Turkey gave no promises about not installing or not using the S-400s: Minister
“We have no commitment to anyone that we will not install or use the S-400. We purchased it because we needed an air defense system. Is an air defense system taken to keep it in the box?” Çavuşoğlu told reporters at the parliament.
Only one anti-missile defense battery remained in southern Turkey, the minister said citing the NATO mission aiming to protect Turkish territory from the attacks derived from Syria.
He recalled the U.S., the Netherlands and Germans withdrew their systems in Turkey, only Spain extended their mission. “We purchased this [S-400] because we need it,” he said. Çavuşoğlu reminded reporters of a proposal made by Ankara to establish a joint committee in order to examine the alleged impacts of using S-400s to F-35 fighter jets.
“If the United States is serious in its claims and wants to approach the issue in this way, it should say ‘yes’ for the working group of experts and evaluate them,” he said.

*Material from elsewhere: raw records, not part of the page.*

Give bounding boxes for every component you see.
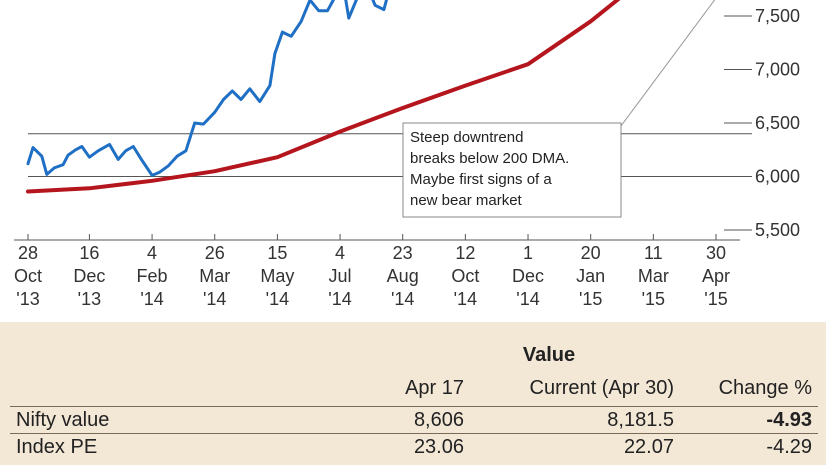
row-label: Nifty value <box>10 406 280 434</box>
x-tick-label: 4 Feb '14 <box>137 243 168 309</box>
reference-lines <box>28 133 752 177</box>
y-tick-label: 7,000 <box>755 60 800 80</box>
y-tick-label: 5,500 <box>755 220 800 240</box>
y-tick-label: 7,500 <box>755 6 800 26</box>
y-tick-label: 6,000 <box>755 167 800 187</box>
cell-apr17: 8,606 <box>280 406 470 434</box>
dma-200-line <box>26 0 621 194</box>
col-header-current: Current (Apr 30) <box>529 376 675 399</box>
series-layer <box>26 0 621 194</box>
y-tick-label: 6,500 <box>755 113 800 133</box>
summary-table: Value Apr 17 Current (Apr 30) Change % N… <box>10 340 818 460</box>
nifty-chart: 5,500 6,000 6,500 7,000 7,500 28 Oct '13 16 Dec '… <box>14 0 800 309</box>
x-tick-label: 30 Apr '15 <box>702 243 730 309</box>
cell-current: 22.07 <box>470 433 680 460</box>
cell-current: 8,181.5 <box>470 406 680 434</box>
x-tick-label: 26 Mar '14 <box>199 243 230 309</box>
cell-apr17: 23.06 <box>280 433 470 460</box>
row-label: Index PE <box>10 433 280 460</box>
x-tick-label: 11 Mar '15 <box>638 243 669 309</box>
x-tick-label: 28 Oct '13 <box>14 243 42 309</box>
x-tick-label: 12 Oct '14 <box>451 243 479 309</box>
cell-change: -4.29 <box>680 433 818 460</box>
x-tick-label: 4 Jul '14 <box>328 243 351 309</box>
x-tick-label: 1 Dec '14 <box>512 243 544 309</box>
summary-table-section: Value Apr 17 Current (Apr 30) Change % N… <box>0 322 826 465</box>
y-axis: 5,500 6,000 6,500 7,000 7,500 <box>724 6 800 240</box>
x-tick-label: 23 Aug '14 <box>387 243 419 309</box>
nifty-index-line <box>26 0 388 177</box>
cell-change: -4.93 <box>680 406 818 434</box>
col-header-apr17: Apr 17 <box>405 376 464 399</box>
x-tick-label: 20 Jan '15 <box>576 243 605 309</box>
annotation-text: Steep downtrend breaks below 200 DMA. Mayb… <box>410 129 569 209</box>
x-tick-label: 16 Dec '13 <box>73 243 105 309</box>
x-tick-label: 15 May '14 <box>260 243 294 309</box>
x-axis: 28 Oct '13 16 Dec '13 4 Feb '14 26 Mar '14 15 May '14 4… <box>14 234 740 309</box>
col-header-change: Change % <box>718 376 812 399</box>
annotation: Steep downtrend breaks below 200 DMA. Mayb… <box>402 0 716 218</box>
table-row: Index PE 23.06 22.07 -4.29 <box>10 433 818 460</box>
annotation-pointer <box>617 0 716 131</box>
value-group-header: Value <box>522 343 576 366</box>
annotation-box <box>402 122 622 218</box>
table-row: Nifty value 8,606 8,181.5 -4.93 <box>10 406 818 434</box>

“Otherwise, we are not a country that will change a decision or make a decision just because a state asked for it,” the minister stated.
Washington has told Ankara that the S-400s pose a threat to its F-35 fighter jets and has warned its NATO ally that it will face U.S. sanctions unless it drops the Russian systems. It also removed Turkey from the F-35 jet program, where Ankara was a buyer and manufacturer, in response to the Russian deal.
“Everything on S-400 systems goes as planned,” Defense Minister Hulusi Akar told reporters on Nov. 26.
“There are activities to be performed within the framework of this process. Therefore, they are carried out as planned. There is nothing new and different. Therefore, our work continues as planned. Everyone is making every effort to complete this process,” Akar said when asked about the S-400 radar tests which were reportedly started on Nov. 25.